I lifted my hand reluctantly from its liquid carcass as the droplets dripped from my fingers to the ground.
"Can you get out of the way!"
Looking around I noticed where I was—a narrow boardwalk with hot and angry civilians held up behind me.
"Sorry," I whispered and continued forward paying no notice to the irritated rush of sweaty people with places to go.
The day was blistering. Heat waves slithered across selected surfaces, like fences.
Luckily the wind made sure to visit, cooling the earth off and causing chaos as she blew garbage cans down streets, mixing one person’s possessions with another and cracking a loud laugh that sounded like a whip every time she did it. I thought she was hilarious. The three of us walked along the coast together, her, the Sun and I.
The water felt him all over it and responded to his blaze with a greeting of diamonds racing across its surface. And I whispered stories to its growing waves so that they would be lost forever.
With a rush of sentiment that felt everlasting but probably wasn’t, I knew I was safe. I felt something teetering on smiles and tears. A feeling that confused the muscles in my face as they tried to pull in different directions.
I was cooking in his heat. His rays smudged my skin with sandy tones. And his body felt existent even though it wasn't. I knew I felt something even though nothing touched me. I heard things even though I was alone.
I made up his face in my mind. It would be soft and kissed with freckles from the seemingly endless days of summer. He would have hair that lightened with each rise. And lines would spiral from his eyes and fall with—
"Did I give you my name?" he asked, placing heat on my shoulder. I never expected the Sun to have a name.
"No."
He unfolded a piece of paper and handed it to me.
"Curtis."
This made me smile. The sun's name is Curtis. I looked up at him and was reminded that we could never touch palms. We’d burn. He and the rain would be a far better match and sometimes, when my heart starts talking to me, I smother it with a pillow because I don't want to hear it cry.
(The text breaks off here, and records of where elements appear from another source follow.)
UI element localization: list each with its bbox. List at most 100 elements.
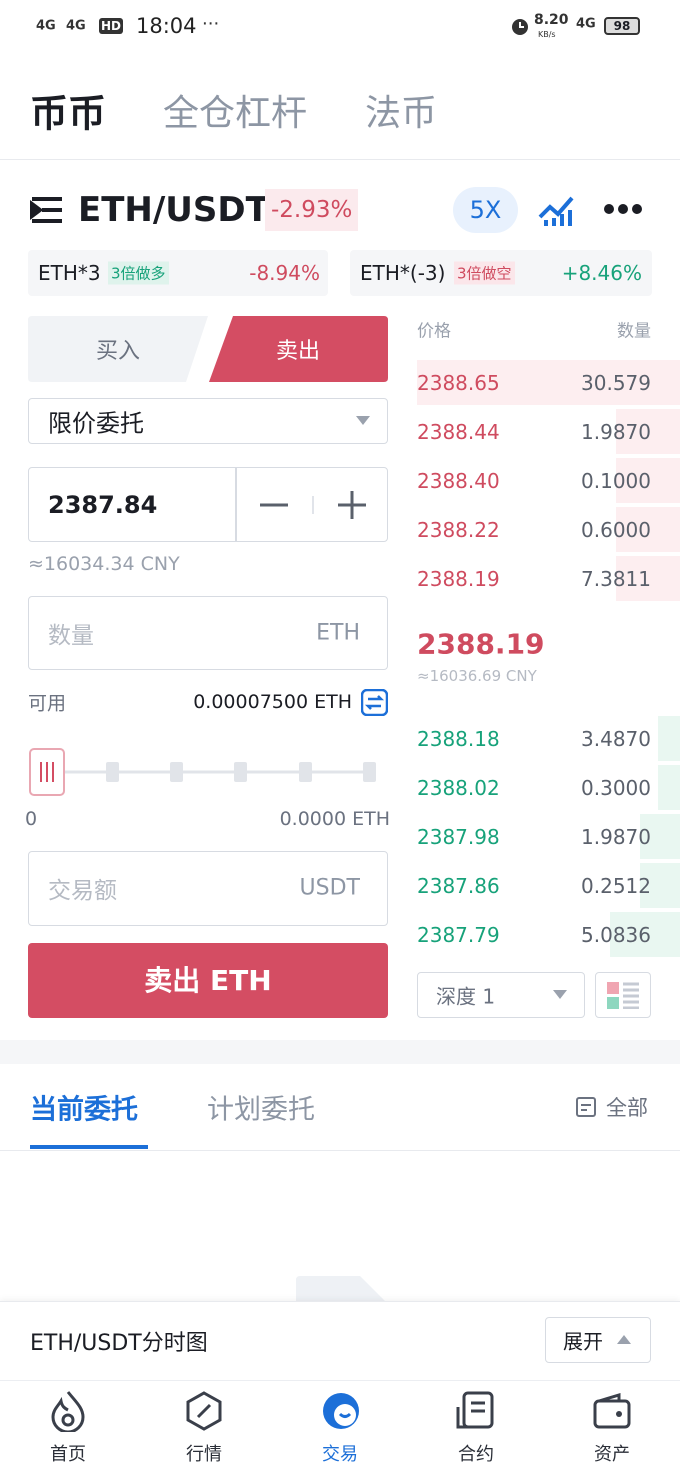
nav-item[interactable]: 行情: [186, 1444, 222, 1465]
more-dots: ···: [202, 13, 220, 35]
depth-bar: [616, 556, 680, 601]
row-qty: 1.9870: [581, 419, 651, 444]
stepper[interactable]: [258, 490, 368, 520]
row-qty: 0.1000: [581, 468, 651, 493]
order-type-select[interactable]: [28, 398, 388, 444]
token-name: ETH*3: [38, 261, 101, 285]
bid-row[interactable]: 2388.02 0.3000: [417, 763, 680, 812]
nav-item[interactable]: 合约: [458, 1444, 494, 1465]
nav-item[interactable]: 首页: [50, 1444, 86, 1465]
trade-icon: [323, 1393, 359, 1429]
qty-header: 数量: [617, 321, 651, 342]
expand-arrow: [617, 1335, 631, 1344]
tab-spot[interactable]: 币币: [30, 91, 107, 136]
chart-bar-title: ETH/USDT分时图: [30, 1331, 208, 1356]
row-qty: 5.0836: [581, 922, 651, 947]
tab-fiat[interactable]: 法币: [365, 93, 438, 134]
pair-name[interactable]: ETH/USDT: [78, 190, 269, 230]
net-speed: 8.20: [534, 12, 569, 28]
row-qty: 0.3000: [581, 775, 651, 800]
ask-row[interactable]: 2388.40 0.1000: [417, 456, 680, 505]
nav-item[interactable]: 交易: [322, 1444, 358, 1465]
token-card[interactable]: [28, 250, 328, 296]
token-change: +8.46%: [561, 261, 642, 285]
dropdown-arrow: [356, 416, 370, 425]
side-toggle: [28, 316, 388, 382]
ask-row[interactable]: 2388.44 1.9870: [417, 407, 680, 456]
contract-icon: [456, 1391, 494, 1429]
more-icon[interactable]: [604, 202, 644, 216]
empty-illustration: [296, 1276, 388, 1304]
row-price: 2388.44: [417, 419, 500, 444]
bid-row[interactable]: 2387.98 1.9870: [417, 812, 680, 861]
orders-tab-current[interactable]: 当前委托: [30, 1094, 138, 1126]
amount-placeholder: 数量: [48, 623, 94, 649]
nav-item[interactable]: 资产: [594, 1444, 630, 1465]
token-change: -8.94%: [249, 261, 320, 285]
layout-toggle[interactable]: [595, 972, 651, 1018]
layout-icon: [607, 982, 639, 1009]
network-label: 4G: [66, 18, 86, 34]
depth-bar: [658, 765, 680, 810]
depth-bar: [616, 458, 680, 503]
depth-select[interactable]: [417, 972, 585, 1018]
depth-bar: [616, 507, 680, 552]
home-icon: [51, 1391, 85, 1432]
depth-bar: [640, 814, 680, 859]
price-value: 2387.84: [48, 491, 158, 519]
available-label: 可用: [28, 692, 67, 715]
amount-slider[interactable]: [28, 745, 388, 799]
leverage-badge[interactable]: 5X: [453, 187, 518, 233]
battery: 98: [604, 17, 640, 35]
order-type: 限价委托: [48, 409, 144, 438]
row-qty: 7.3811: [581, 566, 651, 591]
row-qty: 0.6000: [581, 517, 651, 542]
sell-tab[interactable]: 卖出: [276, 339, 321, 364]
row-price: 2388.02: [417, 775, 500, 800]
hd-label: HD: [99, 18, 124, 34]
bid-row[interactable]: 2387.79 5.0836: [417, 910, 680, 959]
assets-icon: [593, 1393, 631, 1429]
all-icon: [576, 1097, 596, 1117]
row-price: 2387.79: [417, 922, 500, 947]
buy-tab[interactable]: 买入: [96, 339, 141, 364]
expand-button[interactable]: [545, 1317, 651, 1363]
section-gap: [0, 1040, 680, 1064]
orders-all[interactable]: 全部: [606, 1096, 648, 1120]
row-price: 2388.18: [417, 726, 500, 751]
row-price: 2388.19: [417, 566, 500, 591]
menu-icon[interactable]: [30, 196, 64, 224]
bid-row[interactable]: 2388.18 3.4870: [417, 714, 680, 763]
ask-row[interactable]: 2388.22 0.6000: [417, 505, 680, 554]
row-price: 2388.22: [417, 517, 500, 542]
sell-button[interactable]: 卖出 ETH: [28, 943, 388, 1018]
depth-value: 深度 1: [436, 984, 496, 1009]
orders-tab-plan[interactable]: 计划委托: [207, 1094, 315, 1126]
dropdown-arrow: [553, 990, 567, 999]
transfer-icon[interactable]: [361, 689, 388, 716]
depth-bar: [417, 360, 680, 405]
token-tag: 3倍做空: [454, 261, 515, 285]
total-input[interactable]: [28, 851, 388, 926]
pair-change: -2.93%: [265, 189, 359, 231]
network-label: 4G: [576, 16, 596, 32]
ask-row[interactable]: 2388.65 30.579: [417, 358, 680, 407]
row-price: 2388.65: [417, 370, 500, 395]
clock: 18:04: [136, 14, 197, 38]
price-cny: ≈16034.34 CNY: [28, 553, 180, 575]
network-label: 4G: [36, 18, 56, 34]
ask-row[interactable]: 2388.19 7.3811: [417, 554, 680, 603]
row-qty: 0.2512: [581, 873, 651, 898]
amount-input[interactable]: [28, 596, 388, 670]
tab-margin[interactable]: 全仓杠杆: [163, 93, 308, 134]
price-header: 价格: [417, 321, 451, 342]
expand-label: 展开: [563, 1329, 603, 1354]
total-placeholder: 交易额: [48, 878, 117, 904]
chart-icon[interactable]: [538, 193, 574, 227]
price-input[interactable]: [28, 467, 388, 542]
token-tag: 3倍做多: [108, 261, 169, 285]
bid-row[interactable]: 2387.86 0.2512: [417, 861, 680, 910]
depth-bar: [640, 863, 680, 908]
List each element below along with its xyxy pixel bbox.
We spent the day in brightness. In a hush that felt as real as a memory.
I followed him from east to west across his cycle, over town and past the beach and he kissed the sand with warmth that wrapped around my toes. And without realizing how I got there I found myself somewhere unfamiliar, surrounded by grass-covered slopes that quietly watched over the insignificant happenings of the city’s lives. He placed his arm around me, while through my mind floated enticing recollections of sleep that I tried to ignore.
I felt the sensation that any responsibilities could be stomped out like cigarettes. Could be tread on by feet that refused to give their flicker a second glance. I would give anything not to let go of the calm that streamed through my body. Upon looking up I noticed him getting dimmer and slowly hovering farther away.
A tear fell across the apple of my cheek that, this time, felt like acid rain, like abandonment. Felt like looking for my mother in a shopping mall and never being found. There was an unwanted sense of closure that hung around as the shadows returned.
“Its darkness ‘turn.’” I heard something say. My surroundings were being taken by twilight and I remembered what alone meant. Above were colours’ last efforts of pinks and purples. A chill began to fall from the sky down, touching my toes and all the tips of my body and with one strong breath I screamed to the Sun, "But what do we do from here?" just before he sank into the silent hills.